Larson has since completed other exciting excursions on other horses, including a wonderfully memorable trip through the Grand Canyon with her mother, whom she credits as “a steadfast supporter along all of my thru-rides, helping to meet me at re-supply points and driving to Canada to pick me up at the end of rides, and many countless other selfless acts to allow me to follow my dreams.”
But Larson has yet to forge a bond with another horse like the one she had with Shyla.
“She was strong, and fast, and courageous, and beautiful,“ said Larson. ”When I first got her, she was aloof and independent, but over the years we both came to rely on each other, and when we were on trails in the backcountry alone together, we were true partners.
“None of what I accomplished could have been possible without her spirit, her energy, her courage, and her trust.”
Atop her adoring mare, Larson has seen some of the most memorable, pristine sights in America. One day, they were traversing the Goat Rocks Wilderness in the Cascades mountain range, in southern Washington state; it was towards the end of their second PCT ride, and the day was gloomy and overcast; reaching a particularly dramatic section of trail called Knife’s Edge, where the hike crosses the spine of a mountain ridge, she saw something unforgettable.
“All the sudden, the cloud cover dropped and we rose up into a brilliant blue sky, with a clear view all the way to snowcapped Mt. Rainer ahead and Mt. Adams behind,” she shared. “It was absolutely glorious, and it matched my mood of admiration and gratitude for the sure-footed skill of my horse in navigating the treacherous terrain.
“I thrilled to the sheer beauty of the scene, with the clouds rolling beneath us like waves and the late afternoon sun touching everything with a golden glow. It is one of my all-time favorite moments from any of my rides … just a feeling of pure joy.”
Yet, thru-riding takes tremendous physical and mental fortitude, riding for 10 to 12 hours a day for days on end, alone in the wild, caring for animals.
“Yes, they are often carrying me on the trail, although the reality is that I walk a lot every day—5 or 10 miles at least—so I am not just a passenger,” she said.
“A very important principle of thru-riding for me is to always put the welfare of my horses as a top priority, which means making sure they are comfortable and well-fed and rested when we are in camp and that they receive special shoeing and hoof care to keep their feet strong and healthy.”
Moments like what Larson described make it more than worth it, she says—as do the transformative experiences horse packing through backcountries bequeaths.

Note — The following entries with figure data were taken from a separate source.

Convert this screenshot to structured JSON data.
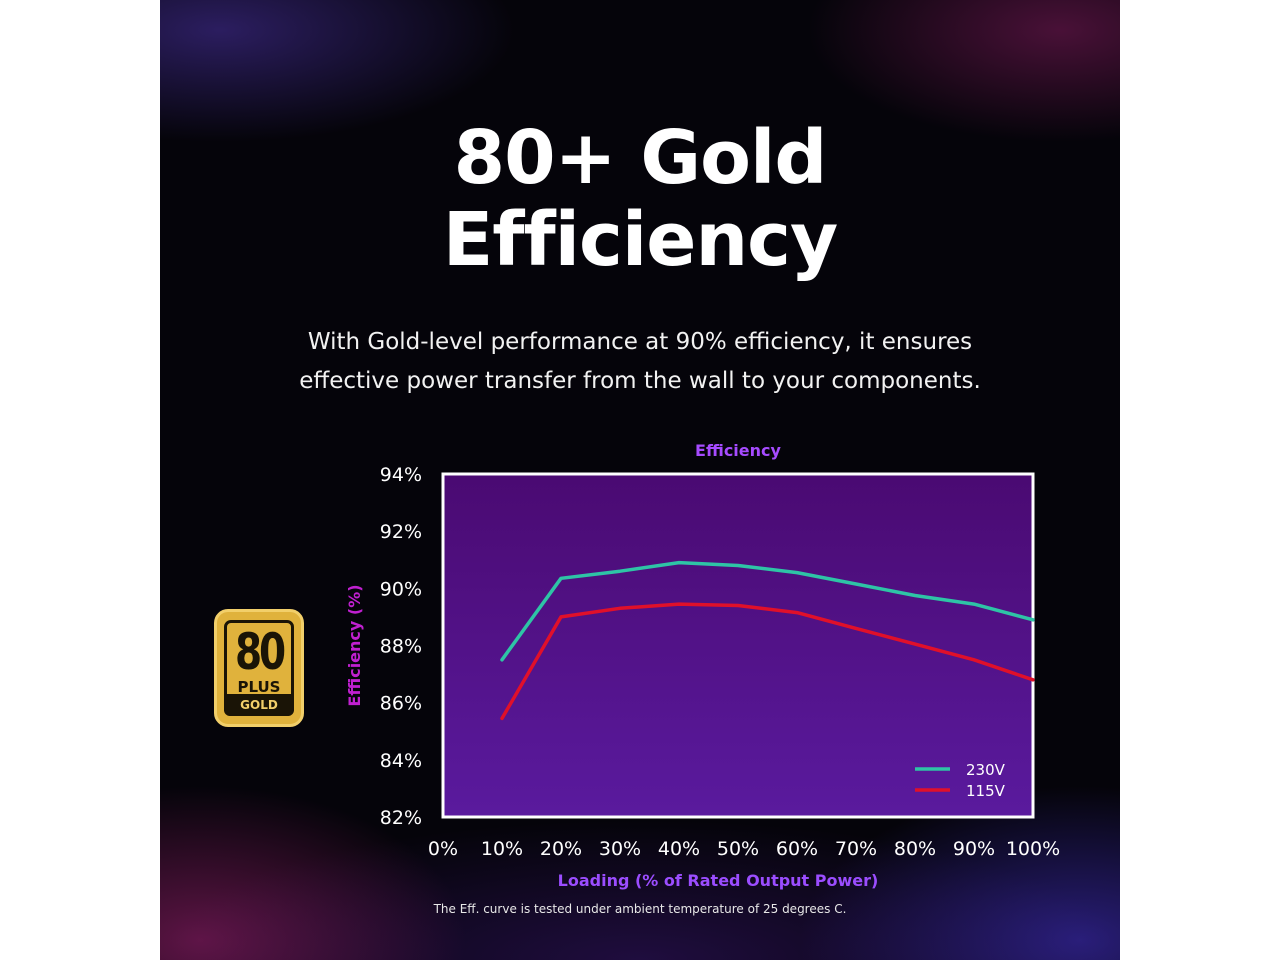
{
  "heading": {
    "line1": "80+ Gold",
    "line2": "Efficiency"
  },
  "description": {
    "line1": "With Gold-level performance at 90% efficiency, it ensures",
    "line2": "effective power transfer from the wall to your components."
  },
  "badge": {
    "number": "80",
    "plus": "PLUS",
    "tier": "GOLD",
    "icon": "80-plus-gold-logo"
  },
  "footnote": "The Eff. curve is tested under ambient temperature of 25 degrees C.",
  "colors": {
    "plot_background": "#4a0a72",
    "accent_title": "#a64bff",
    "series_230v": "#2ec4a6",
    "series_115v": "#e0102a"
  },
  "chart_data": {
    "type": "line",
    "title": "Efficiency",
    "xlabel": "Loading (% of Rated Output Power)",
    "ylabel": "Efficiency (%)",
    "x": [
      10,
      20,
      30,
      40,
      50,
      60,
      70,
      80,
      90,
      100
    ],
    "x_ticks": [
      "0%",
      "10%",
      "20%",
      "30%",
      "40%",
      "50%",
      "60%",
      "70%",
      "80%",
      "90%",
      "100%"
    ],
    "y_ticks": [
      "82%",
      "84%",
      "86%",
      "88%",
      "90%",
      "92%",
      "94%"
    ],
    "xlim": [
      0,
      100
    ],
    "ylim": [
      82,
      94
    ],
    "grid": false,
    "legend_position": "bottom-right",
    "series": [
      {
        "name": "230V",
        "color": "#2ec4a6",
        "values": [
          87.5,
          90.35,
          90.6,
          90.9,
          90.8,
          90.55,
          90.15,
          89.75,
          89.45,
          88.9
        ]
      },
      {
        "name": "115V",
        "color": "#e0102a",
        "values": [
          85.45,
          89.0,
          89.3,
          89.45,
          89.4,
          89.15,
          88.6,
          88.05,
          87.5,
          86.8
        ]
      }
    ]
  }
}
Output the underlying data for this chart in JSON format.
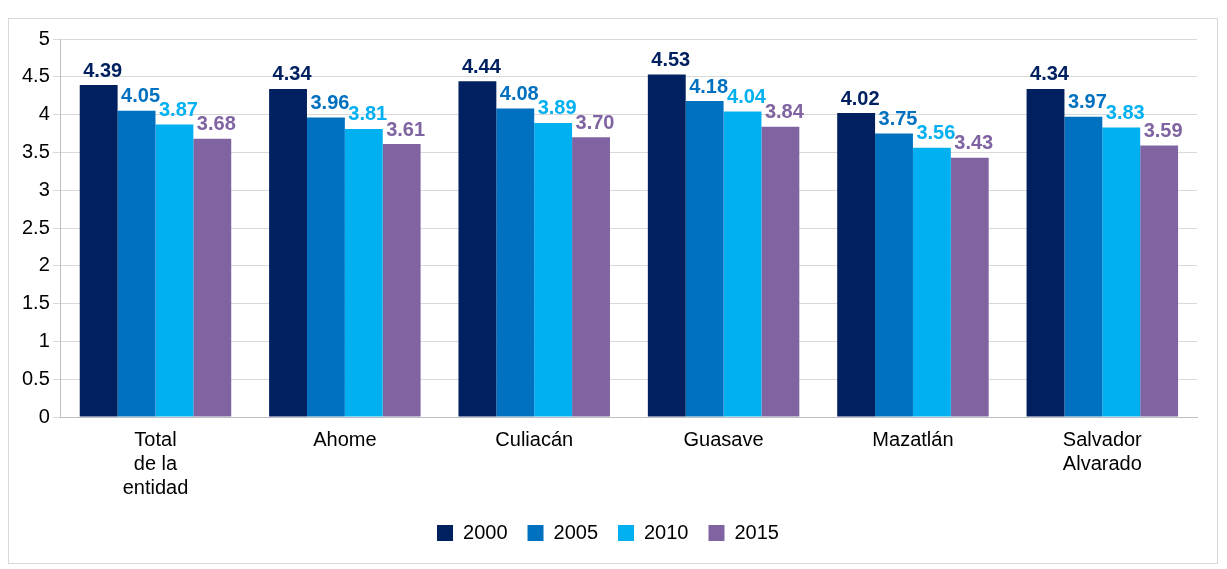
{
  "chart_data": {
    "type": "bar",
    "categories": [
      "Total de la entidad",
      "Ahome",
      "Culiacán",
      "Guasave",
      "Mazatlán",
      "Salvador Alvarado"
    ],
    "series": [
      {
        "name": "2000",
        "color": "#002060",
        "values": [
          4.39,
          4.34,
          4.44,
          4.53,
          4.02,
          4.34
        ],
        "value_labels": [
          "4.39",
          "4.34",
          "4.44",
          "4.53",
          "4.02",
          "4.34"
        ]
      },
      {
        "name": "2005",
        "color": "#0070c0",
        "values": [
          4.05,
          3.96,
          4.08,
          4.18,
          3.75,
          3.97
        ],
        "value_labels": [
          "4.05",
          "3.96",
          "4.08",
          "4.18",
          "3.75",
          "3.97"
        ]
      },
      {
        "name": "2010",
        "color": "#00b0f0",
        "values": [
          3.87,
          3.81,
          3.89,
          4.04,
          3.56,
          3.83
        ],
        "value_labels": [
          "3.87",
          "3.81",
          "3.89",
          "4.04",
          "3.56",
          "3.83"
        ]
      },
      {
        "name": "2015",
        "color": "#8064a2",
        "values": [
          3.68,
          3.61,
          3.7,
          3.84,
          3.43,
          3.59
        ],
        "value_labels": [
          "3.68",
          "3.61",
          "3.70",
          "3.84",
          "3.43",
          "3.59"
        ]
      }
    ],
    "ylim": [
      0,
      5
    ],
    "yticks": [
      0,
      0.5,
      1,
      1.5,
      2,
      2.5,
      3,
      3.5,
      4,
      4.5,
      5
    ],
    "grid": "y",
    "legend": "bottom"
  }
}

“It changed the way I saw the world and what was important,“ she added. ”Riding a difficult, remote trail, where life goes by at three miles an hour, where each day has a clear goal of getting safely to the next campsite, where simple things like water, food, a warm meal and a warm bed take on a new importance, where the physical and emotional bond between you and your horse becomes your strongest connection to another living creature—all this changes the way you see the world, and the way you see yourself.”